John Stemberger of the Florida Family Policy Council recalled that a decade after the Canadian Boy Scouts began allowing homosexual leaders in 1998, the number of that group’s participants had dropped by 50 percent. “I predict the BSA program will eventually suffer the same fate if this new policy is adopted,” warned Stemberger. “Over 75 percent of the sponsoring organizations are faith based. Baptists, Catholics, Mormons, and various Evangelicals represent the vast majority of sponsoring organizations and many will consider leaving the BSA if this policy is adopted.”
Jason McGuire, president of the New Yorker’s Family Research Foundation, said that in an era in which “boys are struggling to become men, we need organizations like the BSA and strong male mentors that prepare and encourage boys in their transition to full manhood. It is not in the best interests of Boy Scouts or their families for the BSA to change this policy. The best interests of Boy Scouts and their families should be the only consideration.”

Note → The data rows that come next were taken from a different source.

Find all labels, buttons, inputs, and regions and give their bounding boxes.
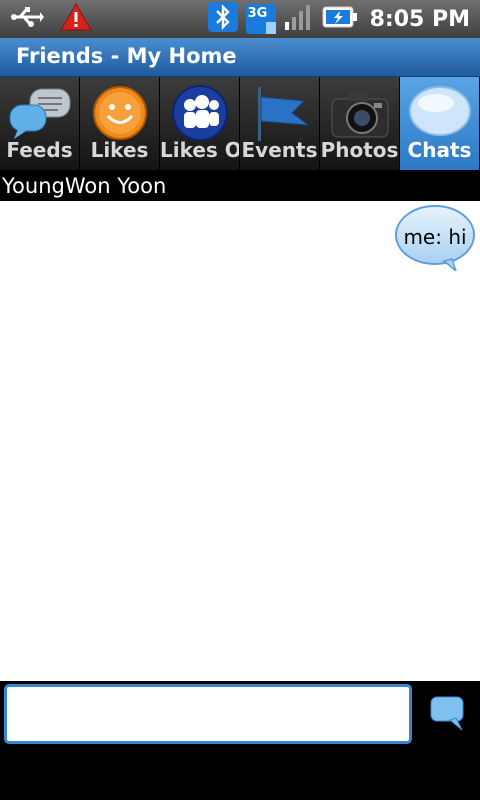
tab-label: Chats [407, 138, 472, 162]
composer-bar [0, 681, 480, 800]
tab-feeds[interactable]: Feeds [0, 77, 80, 170]
chat-contact-name: YoungWon Yoon [0, 171, 480, 201]
app-title: Friends - My Home [16, 44, 237, 68]
speech-bubbles-icon [8, 85, 72, 141]
flag-icon [248, 85, 312, 141]
chat-area[interactable]: me: hi [0, 201, 480, 681]
message-text: me: hi [403, 225, 467, 249]
chat-bubble-icon [408, 85, 472, 141]
tab-photos[interactable]: Photos [320, 77, 400, 170]
tab-label: Likes [90, 138, 149, 162]
network-3g-icon: 3G [245, 4, 276, 34]
warning-icon [60, 2, 92, 35]
signal-icon [284, 2, 314, 36]
tab-label: Photos [320, 138, 399, 162]
usb-icon [10, 6, 44, 32]
message-input[interactable] [4, 684, 412, 744]
status-bar: 3G 8:05 PM [0, 0, 480, 38]
network-badge: 3G [247, 6, 268, 21]
tab-events[interactable]: Events [240, 77, 320, 170]
tab-bar: Feeds Likes Likes Ot [0, 77, 480, 170]
smiley-icon [88, 85, 152, 141]
bluetooth-icon [207, 2, 238, 36]
tab-likes[interactable]: Likes [80, 77, 160, 170]
send-button[interactable] [428, 693, 468, 733]
battery-charging-icon [322, 4, 358, 34]
tab-chats[interactable]: Chats [400, 77, 480, 170]
send-chat-icon [428, 696, 468, 737]
tab-likes-others[interactable]: Likes Ot [160, 77, 240, 170]
title-bar: Friends - My Home [0, 38, 480, 77]
tab-label: Likes Ot [160, 138, 239, 162]
tab-label: Feeds [6, 138, 73, 162]
tab-label: Events [241, 138, 318, 162]
message-bubble: me: hi [394, 203, 476, 271]
myspace-icon [168, 85, 232, 141]
camera-icon [328, 85, 392, 141]
clock: 8:05 PM [369, 6, 470, 32]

Carrie Gordon Earll, a policy analyst with Focus on the Family’s CitizenLink activist arm, noted that “parents and scouts are attracted to the Boy Scouts because of the values it espouses. Parents want an organization where their sons will be influenced by leaders who know the value of male and female, of one-man and one-woman marriage, and of moral certainty.”
Earll warned that the BSA’s attempt to remain neutral on such an important issue could be devastating for the organization. “Moral neutrality is not why parents want their boys to be in Scouts,” Earll said. “It’s moral certainty that makes Scouts attractive to parents. It’s our hope that at the end of the day, the BSA will listen to parents, preserve its self-proclaimed duty to God, and resist the bullying of homosexual activists.”
Tony Perkins, president of the Family Research Council, thanked the BSA for choosing to hold off on implementing the policy, but emphasized that the group’s leadership would have to do more than merely postpone its decision. “Instead, the BSA board should publicly re-affirm their current standards, as they did just last July,” Perkins counseled. He said that his pro-family group would work closely with scouting parents and the faith-based groups making up a majority of the groups sponsoring Boy Scout Troops,” and would also “continue to communicate with the Scout leadership about the grave consequences that would result if they were to compromise their moral standards in the face of threats from corporate elites and homosexual activists.”